Tuesday, September 08, 2020

The worst of the worst

This week that worthy tome, the Washington Post, concluded that Mike Pompeo, the USA’s foreign minister, was “the worst secretary of state in history”, in an article that claimed Pompeo had defied legal mandates from Congress, ordered staffers to carry out errands for himself and his family, and fired the State Department's inspector general who was investigating Pompeo's violations.
    In an opinion piece published on Monday, Jackson Diehl said Pompeo “has failed to fill dozens of senior positions at the State Department, and hundreds of career diplomats have left or been driven out in political purges”.
    Diehl wrote that the State Department's morale is at an historic all-time low, citing surveys which showed that people who think senior leaders of the State Department “did not maintain high levels of honesty and integrity” grew by 34 per cent between 2016 and 2019.
    Pompeo didn’t have to fall far to fall foul of the bogus moral high-ground of the Washington Post, the American daily owned by the Jeff Bezos, the billionaire founder of Amazon, who is said to be the richest man in the world. Nor was the Post the first to condemn Trump’s top diplomat. A senior American journalist, Thomas L Friedman, said as much in the New York Times in May.
    “I don’t know much about Pompeo’s time as head of the CIA, except that he was notorious for spending long hours at the White House sucking up to Trump. But I do know he has been the worst secretary of state in American history, without a single diplomatic achievement,” Friedman said. “I know you thought that Rex Tillerson had retired that title. Tillerson was ineffective, but Tillerson had integrity and ethics. Pompeo has none. American taxpayers deserve a refund from him for his education at West Point.”

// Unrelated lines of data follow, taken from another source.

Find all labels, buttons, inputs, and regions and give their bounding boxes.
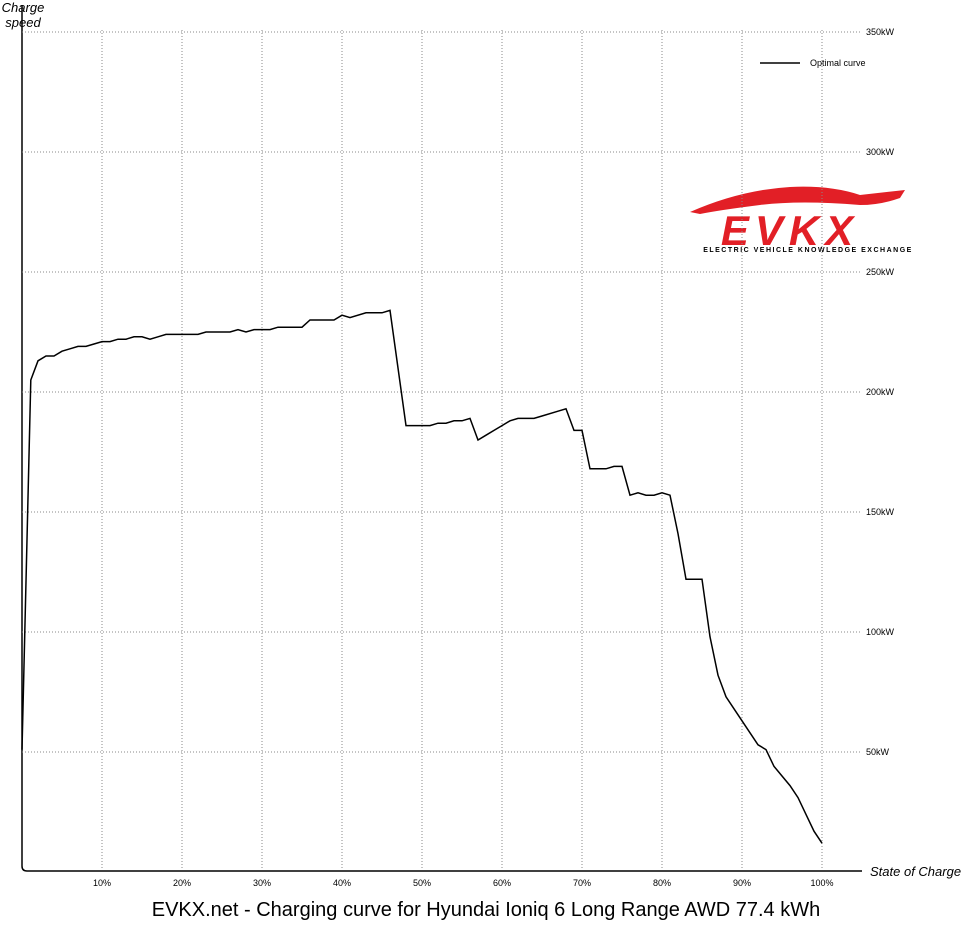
x-tick-label: 10% — [93, 878, 111, 888]
x-tick-label: 60% — [493, 878, 511, 888]
x-tick-label: 50% — [413, 878, 431, 888]
logo: EVKX ELECTRIC VEHICLE KNOWLEDGE EXCHANGE — [690, 186, 913, 254]
logo-car — [690, 186, 905, 214]
y-axis-label: Charge speed — [1, 0, 45, 30]
y-tick-label: 350kW — [866, 27, 895, 37]
legend-label: Optimal curve — [810, 58, 866, 68]
y-tick-label: 200kW — [866, 387, 895, 397]
logo-tagline: ELECTRIC VEHICLE KNOWLEDGE EXCHANGE — [703, 247, 913, 254]
x-tick-label: 20% — [173, 878, 191, 888]
x-tick-label: 90% — [733, 878, 751, 888]
series-line — [21, 309, 823, 844]
logo-text: EVKX — [721, 207, 859, 254]
x-tick-label: 100% — [810, 878, 833, 888]
y-tick-label: 100kW — [866, 627, 895, 637]
x-tick-label: 70% — [573, 878, 591, 888]
x-tick-label: 30% — [253, 878, 271, 888]
x-tick-label: 80% — [653, 878, 671, 888]
x-axis-label: State of Charge — [870, 864, 961, 879]
chart-title: EVKX.net - Charging curve for Hyundai Io… — [152, 899, 821, 921]
y-tick-label: 250kW — [866, 267, 895, 277]
y-tick-label: 150kW — [866, 507, 895, 517]
axes — [21, 5, 862, 872]
y-tick-label: 50kW — [866, 747, 890, 757]
y-tick-label: 300kW — [866, 147, 895, 157]
x-tick-label: 40% — [333, 878, 351, 888]
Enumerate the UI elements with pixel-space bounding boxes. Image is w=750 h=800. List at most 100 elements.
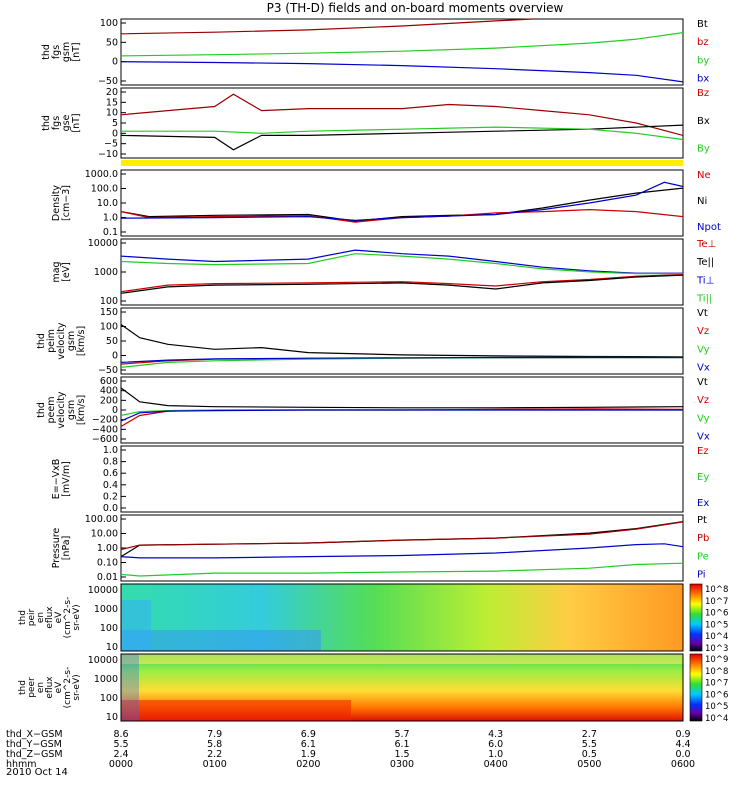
pressure-ytick-label: 0.01: [97, 572, 118, 583]
xaxis-value: 6.1: [301, 739, 316, 750]
density-ylabel: [cm−3]: [61, 185, 72, 221]
e_field-ytick-label: 1.0: [103, 445, 118, 456]
pressure-series-Pe: [120, 562, 684, 577]
peem_velocity-ytick-label: 400: [100, 386, 118, 397]
e_field-ytick-label: 0.8: [103, 457, 118, 468]
pressure-legend-Pb: Pb: [697, 533, 709, 544]
xaxis-value: 0.9: [675, 729, 690, 740]
e_field-ytick-label: 0.0: [103, 503, 118, 514]
panel-e-field: 1.00.80.60.40.20.0 E=−VxB [mV/m] Ez Ey Ex: [51, 445, 709, 514]
temperature-series-Ti||: [120, 253, 683, 275]
fgs_gse-series-By: [121, 126, 684, 141]
pressure-series-Pi: [120, 543, 684, 559]
peir_spec-ylabel: en: [36, 612, 46, 623]
peem_velocity-ylabel: [km/s]: [76, 395, 87, 425]
xaxis-value: 7.9: [207, 729, 222, 740]
peem_velocity-ytick-label: −200: [92, 415, 118, 426]
peem_velocity-ytick-label: −600: [92, 434, 118, 445]
peir_spec-ytick-label: 10: [106, 642, 118, 653]
xaxis-value: 8.6: [113, 729, 128, 740]
peir-colorbar: [689, 583, 703, 652]
peer_spec-colorbar-tick: 10^8: [705, 667, 728, 677]
peim_velocity-legend-Vt: Vt: [697, 308, 708, 319]
xaxis-value: 2.4: [113, 749, 128, 760]
peer-frame: [120, 653, 684, 722]
peem_velocity-ytick-label: 0: [112, 405, 118, 416]
fgs_gse-frame: [120, 87, 684, 159]
peer_spec-ytick-label: 10: [106, 712, 118, 723]
fgs_gse-legend-Bx: Bx: [697, 116, 710, 127]
xaxis-value: 0000: [109, 759, 133, 770]
pressure-ytick-label: 1.00: [97, 543, 118, 554]
peir-low-energy-band: [121, 630, 321, 651]
pressure-ylabel: [nPa]: [61, 536, 72, 561]
peir_spec-colorbar-tick: 10^4: [705, 632, 728, 642]
peir_spec-ytick-label: 10000: [88, 585, 118, 596]
fgs_gse-ytick-label: 10: [106, 108, 118, 119]
fgs_gse-ytick-label: 20: [106, 87, 118, 98]
pressure-legend-Pt: Pt: [697, 515, 707, 526]
peer_spec-ylabel: en: [36, 682, 46, 693]
temperature-legend-Ti⊥: Ti⊥: [696, 275, 714, 286]
peem_velocity-ylabel: thd: [36, 402, 47, 418]
peer_spec-colorbar-tick: 10^9: [705, 655, 728, 665]
xaxis-value: 5.5: [582, 739, 597, 750]
xaxis-value: 2.2: [207, 749, 222, 760]
peer_spec-colorbar-tick: 10^4: [705, 714, 728, 724]
peem_velocity-series-Vz: [120, 408, 684, 428]
e_field-legend-Ey: Ey: [697, 472, 709, 483]
peem_velocity-legend-Vz: Vz: [697, 395, 709, 406]
temperature-ytick-label: 10000: [88, 238, 118, 249]
xaxis-row-label: thd_Y−GSM: [6, 739, 62, 750]
pressure-legend-Pe: Pe: [697, 551, 709, 562]
fgs_gsm-legend-Bt: Bt: [697, 19, 708, 30]
peem_velocity-legend-Vy: Vy: [697, 413, 710, 424]
fgs_gsm-series-bx: [120, 61, 684, 83]
fgs_gse-ytick-label: −10: [98, 149, 118, 160]
density-frame: [120, 169, 684, 237]
xaxis-value: 2.7: [582, 729, 597, 740]
density-ytick-label: 0.1: [103, 227, 118, 238]
xaxis-value: 0500: [577, 759, 601, 770]
fgs_gse-legend-Bz: Bz: [697, 88, 709, 99]
xaxis-value: 0400: [484, 759, 508, 770]
panel-peim-velocity: 150 100 50 0 −50 thd peim velocity gsm [km/s] Vt Vz…: [36, 307, 710, 376]
peem_velocity-legend-Vx: Vx: [697, 432, 710, 443]
e_field-legend-Ex: Ex: [697, 498, 709, 509]
peem_velocity-ytick-label: −400: [92, 424, 118, 435]
temperature-legend-Te⊥: Te⊥: [696, 239, 716, 250]
xaxis-row-label: thd_Z−GSM: [6, 749, 63, 760]
fgs_gse-ylabel: gse: [61, 114, 72, 131]
fgs_gsm-legend-bz: bz: [697, 37, 709, 48]
xaxis-value: 1.5: [394, 749, 409, 760]
fgs_gsm-legend-bx: bx: [697, 74, 709, 85]
peem_velocity-ytick-label: 200: [100, 395, 118, 406]
fgs_gsm-ylabel: thd: [41, 44, 52, 60]
fgs_gse-legend-By: By: [697, 144, 710, 155]
plot-title: P3 (TH-D) fields and on-board moments ov…: [267, 1, 564, 15]
peir_spec-colorbar-tick: 10^7: [705, 597, 728, 607]
peer-colorbar: [689, 653, 703, 722]
xaxis-value: 4.3: [488, 729, 503, 740]
peir_spec-colorbar-tick: 10^8: [705, 585, 728, 595]
e_field-ylabel: E=−VxB: [51, 459, 62, 500]
peer_spec-ylabel: thd: [18, 680, 28, 695]
peer_spec-colorbar-tick: 10^7: [705, 679, 728, 689]
xaxis-value: 4.4: [675, 739, 690, 750]
pressure-frame: [120, 514, 684, 582]
peim_velocity-legend-Vz: Vz: [697, 326, 709, 337]
fgs_gse-ylabel: thd: [41, 115, 52, 131]
peim_velocity-ylabel: thd: [36, 333, 47, 349]
temperature-series-Te||: [120, 274, 684, 294]
xaxis-value: 5.7: [394, 729, 409, 740]
xaxis-value: 5.8: [207, 739, 222, 750]
peir_spec-ylabel: eflux: [45, 606, 55, 629]
e_field-ytick-label: 0.4: [103, 480, 118, 491]
peem_velocity-ytick-label: 600: [100, 376, 118, 387]
peim_velocity-ytick-label: 150: [100, 307, 118, 318]
peim_velocity-ylabel: velocity: [56, 322, 67, 360]
density-series-Npot: [120, 181, 684, 221]
fgs_gsm-ytick-label: −50: [98, 76, 118, 87]
xaxis-value: 6.0: [488, 739, 503, 750]
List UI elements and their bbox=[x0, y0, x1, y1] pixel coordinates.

    Smears and innuendos are par for the course during US presidential campaigns, and the Democrats are naturally out to get Trump and all who serve him. But the attacks on Pompeo, who apparently once harboured ambitions of his own for the Oval Office, reflect a much deeper malaise with America’s ruling circles.
    There was a bourgeois consensus around US imperialism’s renewed bid for world domination that followed the collapse of the Soviet Union in 1991. The Republicans called it the “new world order” whilst the Democrats’ preferred term was “globalisation”. The break-up of the USSR and the restoration of capitalism in the former people’s democracies in Eastern Europe was soon followed by “regime change” wars in Yugoslavia, Iraq and Libya, to sweep away any government that stood in the way of imperialist plunder.
    But when there’s oppression, resistance soon follows. American dreams of colonising Iraq were shattered by the partisans in the streets of Baghdad. The NATO drive to overthrow the popular front government in Syria has been beaten back, and the resistance in Ukraine has kept the fascists out of Crimea and the Donbas. In Hong Kong, the people have overcome imperialist attempts to overthrow the legitimate autonomous government. Trump’s Middle East “deal of the century” got no Arab takers apart from the Zionists who drew it up in the first place and the feudal Arab Emirati princes who rely on American guns to prop up their thrones. Meanwhile, the masses are closing ranks around the Lukashenko government in Belarus to stave off a Ukraine-style NATO coup.
    Although Mike Pompeo has become a scapegoat for the total failure of US foreign policy he is, after all, only following in the footsteps of his predecessors, which include Colin Powell, Condoleezza Rice, Hillary Clinton and the greatest American Machiavelli of them all, Dr Henry Kissinger.